Need to check if one of 10 images exist in a group of PDFs




I am looking to automate the following process:
Check if a signature exists within a group of PDFs and move them to a folder accordingly

We receive about 100 PDFs (scanned images) a day, each with one signature. The PDFs are stored in a specific folder. We also have selective signatures (signatures we are interested in) stored as images. We need the robot to go through each PDF one at a time and check if the signature we are interested in exist in the PDF. If signature of interest exist, move the PDF to folder A, else, move to folder B.

I have tried using Image Exist, but no luck yet. We are looking to execute this robot as back office process in unattended mode.

Question - Is it possible to do Image Exist activity in background, without having to have the PDF open?


Looking at the images depends on your PDF. Some have the images as elements so you can simply find the selector then use OCR on the image. Some is all image based.

Yes, you can do this in back office but will require that you have correct resolution. To do this, you will probably need to kick off the Process with a Launch Workflow Interactive, and typically 1920x1080 with 32depth is used in parameters.

No, you can’t look at an image with the application in the background unless it has a selector.

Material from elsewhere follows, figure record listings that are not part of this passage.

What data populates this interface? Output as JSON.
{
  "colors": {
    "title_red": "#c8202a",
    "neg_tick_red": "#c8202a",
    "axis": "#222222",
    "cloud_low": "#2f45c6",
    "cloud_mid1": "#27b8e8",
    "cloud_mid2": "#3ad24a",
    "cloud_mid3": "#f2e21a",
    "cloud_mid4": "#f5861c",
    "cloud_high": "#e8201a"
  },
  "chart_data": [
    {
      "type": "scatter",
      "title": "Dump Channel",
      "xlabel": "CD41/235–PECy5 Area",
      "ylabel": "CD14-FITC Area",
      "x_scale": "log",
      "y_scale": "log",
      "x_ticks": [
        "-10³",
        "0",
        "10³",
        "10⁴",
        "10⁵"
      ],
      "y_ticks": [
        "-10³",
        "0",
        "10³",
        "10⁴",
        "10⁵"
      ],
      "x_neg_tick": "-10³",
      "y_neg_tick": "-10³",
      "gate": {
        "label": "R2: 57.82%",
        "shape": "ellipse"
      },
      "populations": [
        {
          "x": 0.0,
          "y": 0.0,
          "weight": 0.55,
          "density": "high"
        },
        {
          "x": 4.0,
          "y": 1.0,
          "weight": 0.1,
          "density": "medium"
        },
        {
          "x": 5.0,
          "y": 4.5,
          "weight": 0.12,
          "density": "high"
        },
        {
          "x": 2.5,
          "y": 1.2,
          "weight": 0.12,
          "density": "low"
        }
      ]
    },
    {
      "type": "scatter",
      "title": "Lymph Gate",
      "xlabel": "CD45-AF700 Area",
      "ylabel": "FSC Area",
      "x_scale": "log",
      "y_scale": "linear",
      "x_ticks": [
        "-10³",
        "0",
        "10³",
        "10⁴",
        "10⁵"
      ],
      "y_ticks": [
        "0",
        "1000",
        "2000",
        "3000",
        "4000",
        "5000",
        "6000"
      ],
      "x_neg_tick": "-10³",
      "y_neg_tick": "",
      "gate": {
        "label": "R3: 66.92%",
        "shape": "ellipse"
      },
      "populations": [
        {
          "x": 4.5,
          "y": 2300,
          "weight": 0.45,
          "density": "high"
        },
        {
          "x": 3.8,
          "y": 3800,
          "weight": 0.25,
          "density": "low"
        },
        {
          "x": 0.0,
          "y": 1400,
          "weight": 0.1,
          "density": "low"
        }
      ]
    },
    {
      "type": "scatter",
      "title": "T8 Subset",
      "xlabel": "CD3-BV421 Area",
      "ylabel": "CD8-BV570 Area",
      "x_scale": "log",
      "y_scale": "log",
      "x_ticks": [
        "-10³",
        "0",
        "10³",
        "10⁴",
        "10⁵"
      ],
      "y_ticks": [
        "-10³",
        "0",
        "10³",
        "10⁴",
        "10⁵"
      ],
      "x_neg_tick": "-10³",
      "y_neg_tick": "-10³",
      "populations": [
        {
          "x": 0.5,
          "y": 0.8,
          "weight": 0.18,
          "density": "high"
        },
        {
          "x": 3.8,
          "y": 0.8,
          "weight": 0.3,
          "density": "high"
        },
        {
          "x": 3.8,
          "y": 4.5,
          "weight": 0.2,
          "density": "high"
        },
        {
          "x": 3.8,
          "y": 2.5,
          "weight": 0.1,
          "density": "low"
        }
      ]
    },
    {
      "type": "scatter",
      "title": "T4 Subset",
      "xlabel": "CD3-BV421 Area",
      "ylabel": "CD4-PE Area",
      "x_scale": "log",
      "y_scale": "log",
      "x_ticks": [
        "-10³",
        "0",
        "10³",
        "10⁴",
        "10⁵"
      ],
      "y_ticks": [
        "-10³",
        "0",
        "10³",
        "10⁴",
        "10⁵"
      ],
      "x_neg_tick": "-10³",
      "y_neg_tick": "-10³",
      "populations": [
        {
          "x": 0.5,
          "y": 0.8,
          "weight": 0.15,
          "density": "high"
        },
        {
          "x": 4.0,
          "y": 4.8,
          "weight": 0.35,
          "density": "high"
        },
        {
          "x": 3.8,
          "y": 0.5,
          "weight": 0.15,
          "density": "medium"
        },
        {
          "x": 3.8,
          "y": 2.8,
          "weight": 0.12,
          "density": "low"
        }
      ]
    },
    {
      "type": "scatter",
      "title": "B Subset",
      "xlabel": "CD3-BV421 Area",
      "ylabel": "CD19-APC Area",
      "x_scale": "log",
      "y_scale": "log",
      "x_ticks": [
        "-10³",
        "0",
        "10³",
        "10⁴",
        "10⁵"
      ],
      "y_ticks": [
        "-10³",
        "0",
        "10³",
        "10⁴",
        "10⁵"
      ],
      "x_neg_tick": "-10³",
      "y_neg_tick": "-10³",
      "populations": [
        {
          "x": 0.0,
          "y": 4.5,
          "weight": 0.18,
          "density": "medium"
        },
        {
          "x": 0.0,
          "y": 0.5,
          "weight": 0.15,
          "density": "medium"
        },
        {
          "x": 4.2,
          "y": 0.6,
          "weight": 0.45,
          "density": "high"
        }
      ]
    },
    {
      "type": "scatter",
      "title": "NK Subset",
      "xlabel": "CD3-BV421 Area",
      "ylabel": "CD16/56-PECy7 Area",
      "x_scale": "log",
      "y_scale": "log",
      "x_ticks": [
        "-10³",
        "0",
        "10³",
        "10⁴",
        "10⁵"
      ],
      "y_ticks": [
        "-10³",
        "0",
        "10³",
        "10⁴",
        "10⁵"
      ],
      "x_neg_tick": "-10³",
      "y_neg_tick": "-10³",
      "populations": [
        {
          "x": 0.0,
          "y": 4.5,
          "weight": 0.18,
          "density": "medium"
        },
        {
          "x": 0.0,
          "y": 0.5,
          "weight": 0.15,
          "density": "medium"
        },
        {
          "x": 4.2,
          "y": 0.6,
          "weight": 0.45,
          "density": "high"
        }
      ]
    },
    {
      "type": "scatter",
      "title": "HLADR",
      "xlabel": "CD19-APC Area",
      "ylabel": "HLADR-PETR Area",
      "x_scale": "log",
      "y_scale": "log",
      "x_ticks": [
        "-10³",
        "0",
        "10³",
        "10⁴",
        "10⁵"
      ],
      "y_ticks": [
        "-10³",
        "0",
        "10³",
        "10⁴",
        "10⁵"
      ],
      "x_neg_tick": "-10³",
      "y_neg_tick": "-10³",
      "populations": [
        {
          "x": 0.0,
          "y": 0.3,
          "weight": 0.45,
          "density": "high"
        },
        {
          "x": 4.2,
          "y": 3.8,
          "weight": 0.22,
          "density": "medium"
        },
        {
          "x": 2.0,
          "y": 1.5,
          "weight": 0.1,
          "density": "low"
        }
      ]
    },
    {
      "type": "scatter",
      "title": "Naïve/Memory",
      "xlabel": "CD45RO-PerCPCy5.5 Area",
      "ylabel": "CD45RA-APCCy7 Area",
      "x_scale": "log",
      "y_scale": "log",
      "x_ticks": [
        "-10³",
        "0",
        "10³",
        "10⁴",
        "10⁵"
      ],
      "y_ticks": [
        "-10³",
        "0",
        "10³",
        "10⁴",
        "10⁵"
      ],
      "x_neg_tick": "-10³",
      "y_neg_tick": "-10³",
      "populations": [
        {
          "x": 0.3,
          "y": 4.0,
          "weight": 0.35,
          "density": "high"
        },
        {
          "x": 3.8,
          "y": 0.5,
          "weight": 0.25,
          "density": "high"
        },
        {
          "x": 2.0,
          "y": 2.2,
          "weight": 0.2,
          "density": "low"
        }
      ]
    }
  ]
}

The steps that I have taken to look for the signature are as follows:
- change Zoom field in your PDF viewer to ideal view for Image recognition and OCR
- Use Arrow keys and Pagedown to scroll page
- Look for image nearby the Signature box like “Please Sign Here” and stop scrolling
- Set Clipping Region using the found image element to fit around the Signature box
- Highlight new element’s clipping region for testing
- OCR using the element to convert to characters and decide if it’s empty or not
EDIT: I’m also adding that I found Google OCR will throw an error with certain Signature sizes, so I needed to make it more dynamic with a Try/Catch and decreasing the Scale by .1, but always interested in ways to improve this functionality

But, like I said this process is what I was able to get working for image only PDFs in my back office environment, and works well I must say.

Your process might be different depending how how your PDFs and Signature box are.